JVC received a significant victory in adoption of its D-VHS with D-Theater HDTV videocassette format when four major Hollywood Studios announced plans to distribute prerecorded programming using the digital standard.
The four studios announcing D-Theater support are Artisan Entertainment, DREAMWORKS SKG, Twentieth Century Fox and Universal Studios.
They expect to have the first HDTV movie titles available on D-VHS later this year.
Initial titles for the HD format will include Independence Day, Die Hard and X-Men from Fox; U-571 from Universal; and Terminator 1 and 2 from Artisan. DreamWorks has not yet announced which titles it would release on D-VHS.
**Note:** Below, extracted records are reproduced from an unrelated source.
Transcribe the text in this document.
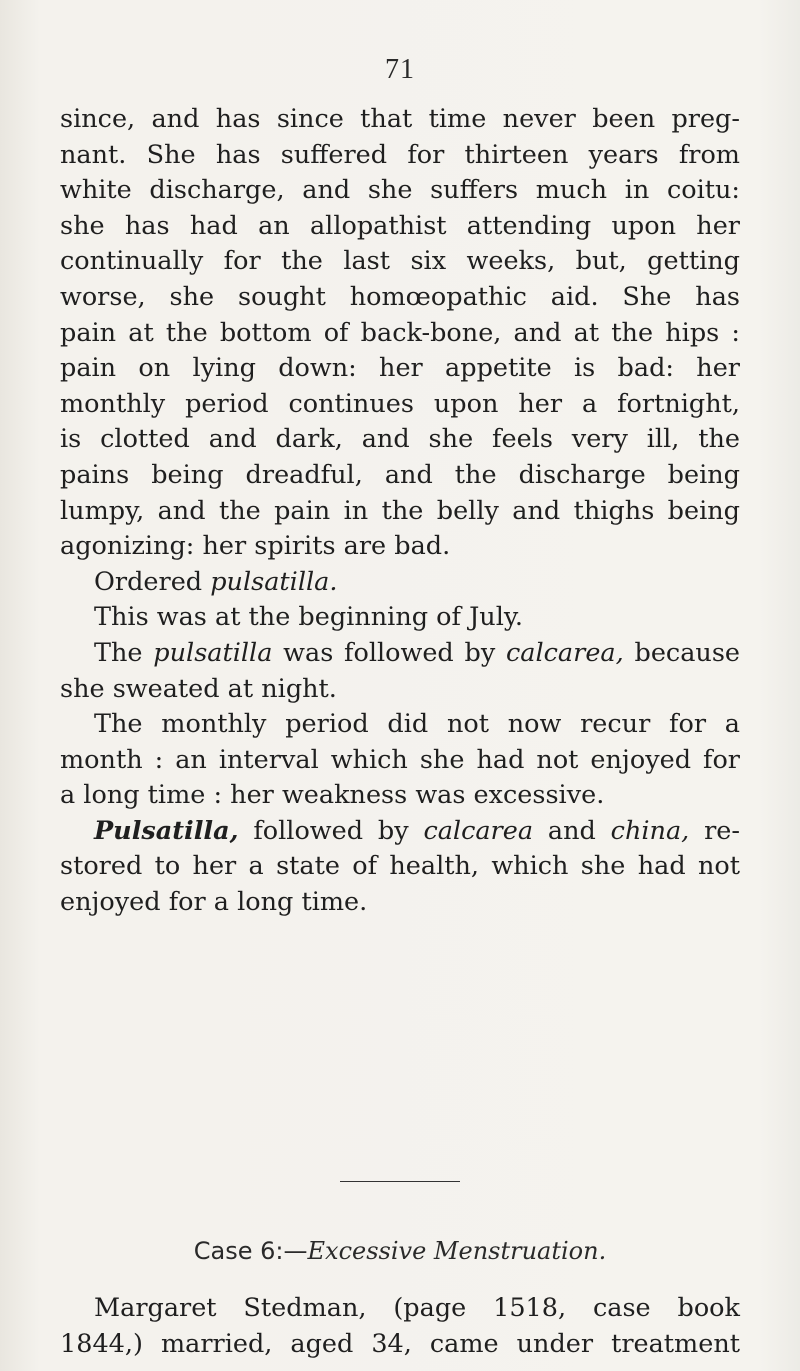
71
since, and has since that time never been preg-
nant. She has suffered for thirteen years from
white discharge, and she suffers much in coitu:
she has had an allopathist attending upon her
continually for the last six weeks, but, getting
worse, she sought homœopathic aid. She has
pain at the bottom of back-bone, and at the hips :
pain on lying down: her appetite is bad: her
monthly period continues upon her a fortnight,
is clotted and dark, and she feels very ill, the
pains being dreadful, and the discharge being
lumpy, and the pain in the belly and thighs being
agonizing: her spirits are bad.
Ordered pulsatilla.
This was at the beginning of July.
The pulsatilla was followed by calcarea, because
she sweated at night.
The monthly period did not now recur for a
month : an interval which she had not enjoyed for
a long time : her weakness was excessive.
Pulsatilla, followed by calcarea and china, re-
stored to her a state of health, which she had not
enjoyed for a long time.
Case 6:—Excessive Menstruation.
Margaret Stedman, (page 1518, case book
1844,) married, aged 34, came under treatment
Currently, JVC is the only company marketing an HD-level D-VHS VCR that is able to decode content encrypted with its D-Theater encryption technique. Mitsubishi also markets an HD-level D-VHS VCR, but that unit does not have D-Theater capability. (See related story, p. 28).
D-VHS D-Theater software will be recorded in the HS mode at a 28Mbps data rate, which surpasses the ATSC DTV data rate broadcast standard of 19Mbps. Tapes are capable of storing up to 44GB, enabling studios to fit up to four hours of HDTV content on a single cassette.
Although the DVD disc format is surging and HDTV-quality DVD discs are expected in a few years, Craig Kornblau, Universal Studios Home Video president, said the formats offer “unique benefits” to consumers.
“D-VHS is in a unique class different from DVD. This meets the videophiles highest quality expectations for an in-home experience,” said Kornblau. “JVC’s D-VHS D-Theater video recorder will allow consumers to play hi-def content which clearly differentiates it from a DVD player. It is the only hi-def option.”
Despite the announcement, Bob Perry, Mitsubishi marketing VP, said his company will never include the D-Theater encryption in D-VHS VCRs. The company currently sells an HD-level D-VHS recorder that will not playback D-Theater pre-recorded tapes.
He called the system “anti-consumer,” due to the limitations it imposes on users and the confusion it introduces into the marketplace. He said Mitsubishi does not view D-VHS as a good format for pre-recorded media, adding that Mitsubishi introduced its D-VHS recorder as a time-shifting for HDTV-starved enthusiasts.